Dosing starting at t = 0 h, t = 4 h, t = 8 h, t = 12 h, t = 16 h and t = 20 h
in Periods 1, 2 and 3.

Procedures:
Pain, light bleeding, heamatoma, possibly an infection.

Medication:
As 2-iminobiotin (2-IB), will be administered to man for the first time in this
study, to date adverse effects in man have not been reported. However, there
have been extensive studies on the safety of 2-IB in rats, dogs and mini pigs.
In these studies (very) high doses of 2-IB have been administered, following a
similar scheme as in the present study, over 24 to 96 hour periods. These
studies have shown that 2-IB was well tolerated up to the highest dose levels.

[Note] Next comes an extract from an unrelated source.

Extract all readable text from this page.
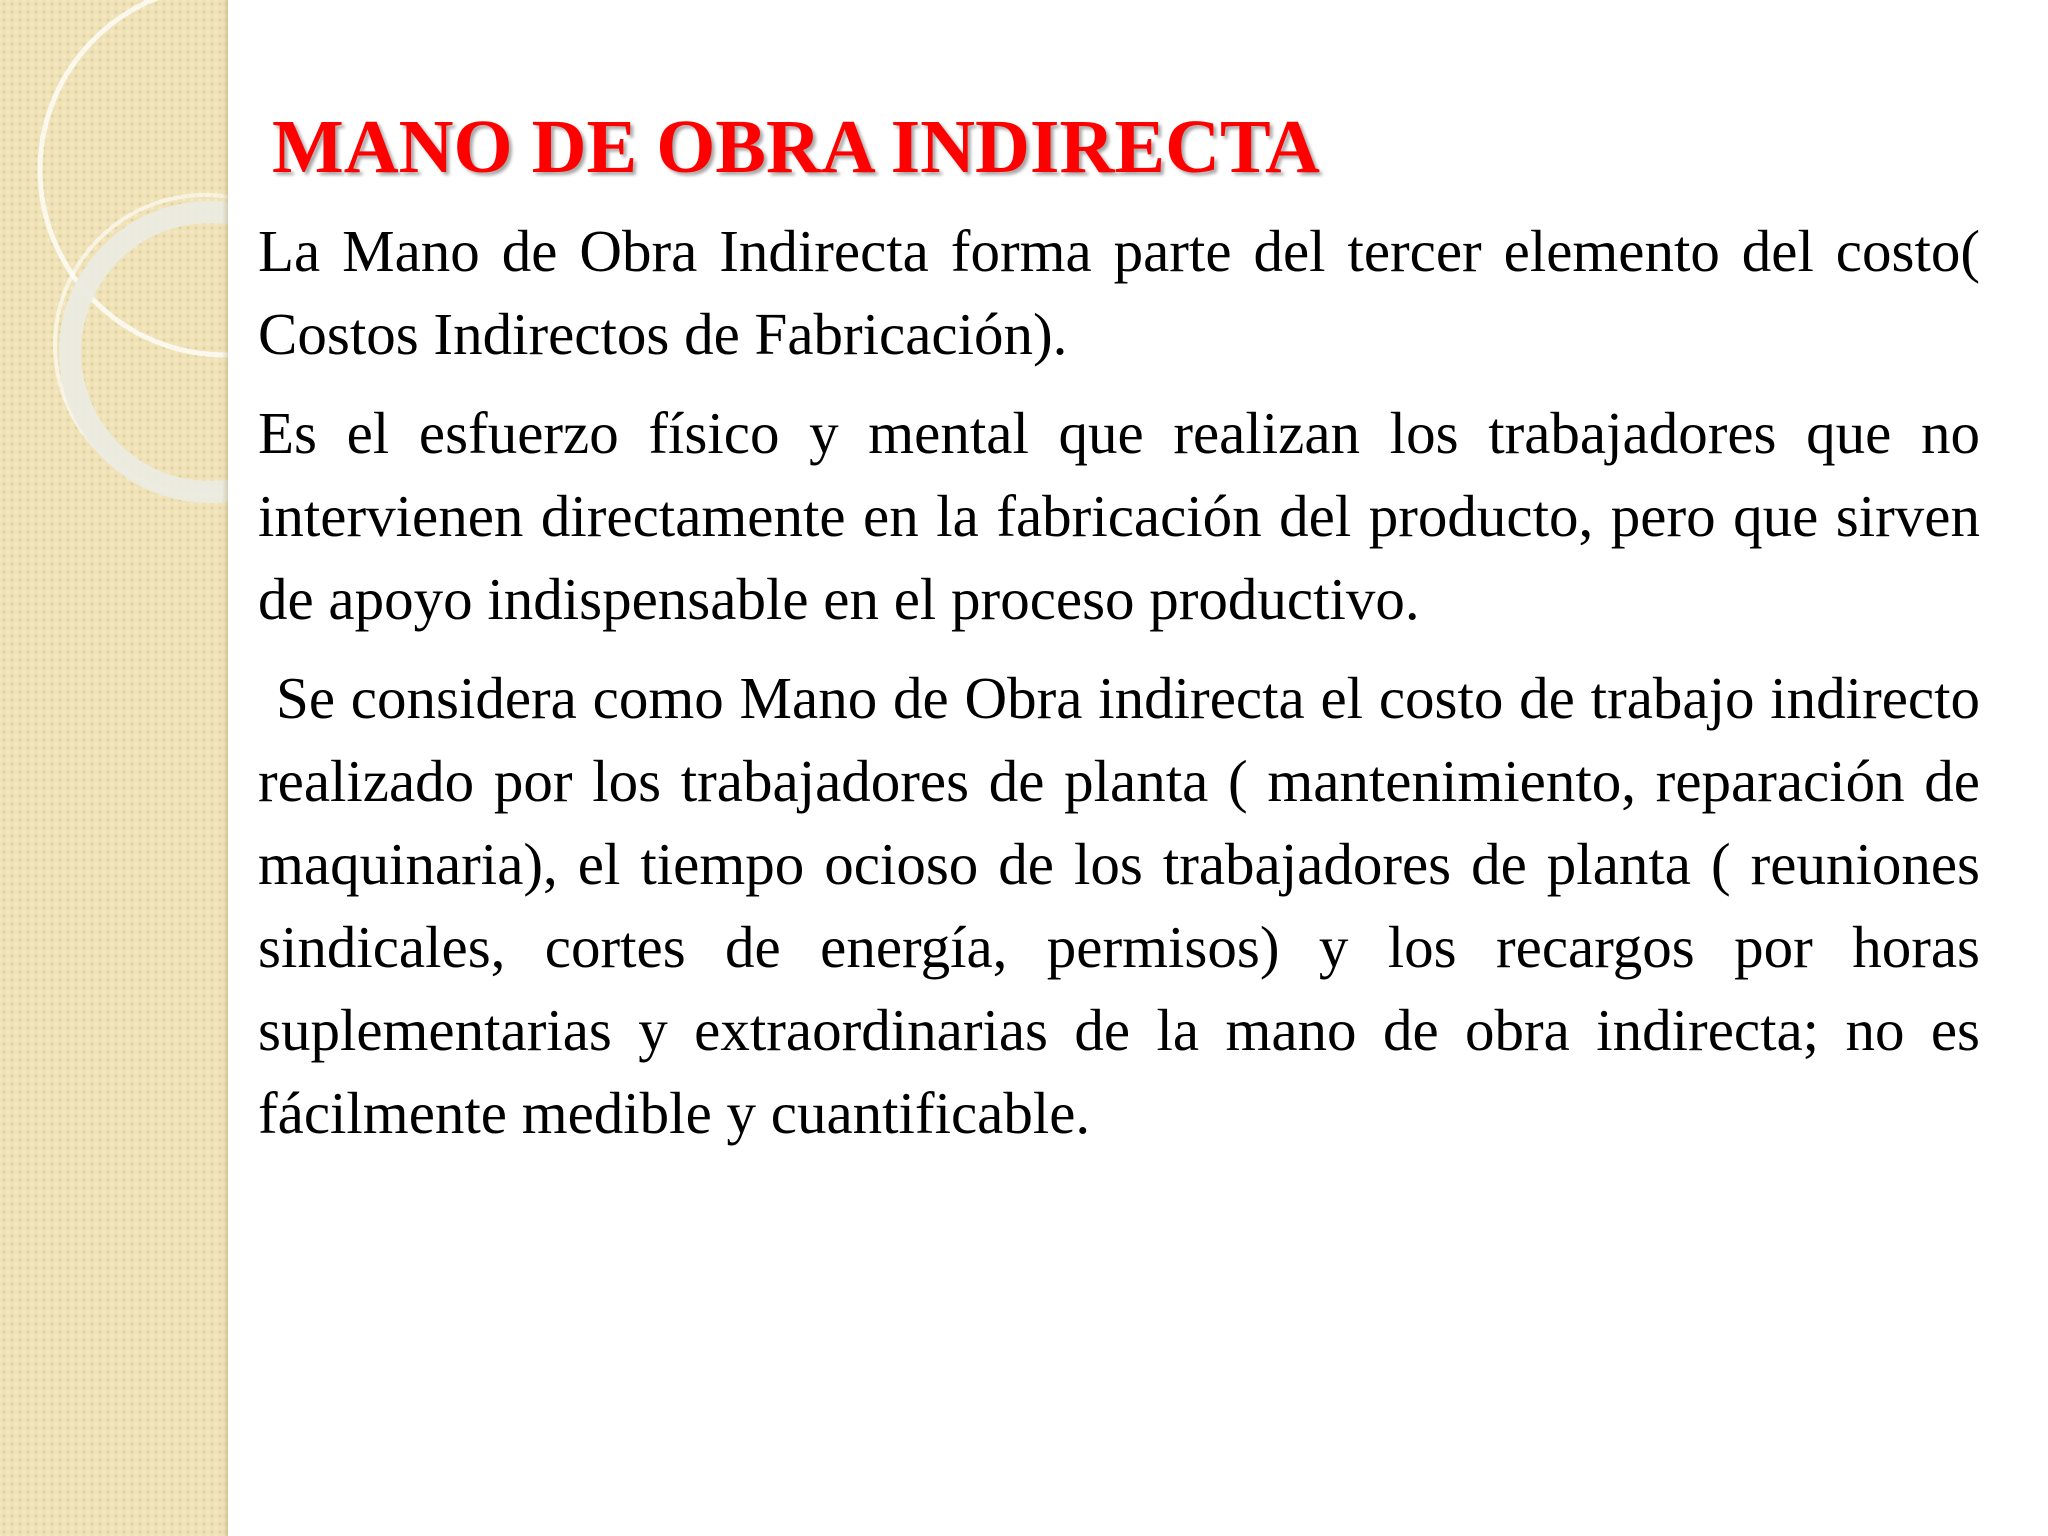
MANO DE OBRA INDIRECTA

La Mano de Obra Indirecta forma parte del tercer elemento del costo( Costos Indirectos de Fabricación).

Es el esfuerzo físico y mental que realizan los trabajadores que no intervienen directamente en la fabricación del producto, pero que sirven de apoyo indispensable en el proceso productivo.

Se considera como Mano de Obra indirecta el costo de trabajo indirecto realizado por los trabajadores de planta ( mantenimiento, reparación de maquinaria), el tiempo ocioso de los trabajadores de planta ( reuniones sindicales, cortes de energía, permisos) y los recargos por horas suplementarias y extraordinarias de la mano de obra indirecta; no es fácilmente medible y cuantificable.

Only mild adverse effect have been observed in the test animals that were most
likely not related to 2-IB, and the results justify the administration of 2-IB
in humans. Captisol is an adjuvant that has been administered in preclinical
and clinical studies before and is also used in a number of already available
drugs. From these studies it was concluded that Captisol is safe and has no
significant biological effects.. The highest daily doses of Captisol
administered in humans thus far was 35 gram (4 administrations of 5 minutes
within 24 hours). Although the highest dose of Captisol used in this study will
exceed the highest daily dose administered in humans thus far, no safety issues
are expected of the new formulation since Captisol leaves the body quickly.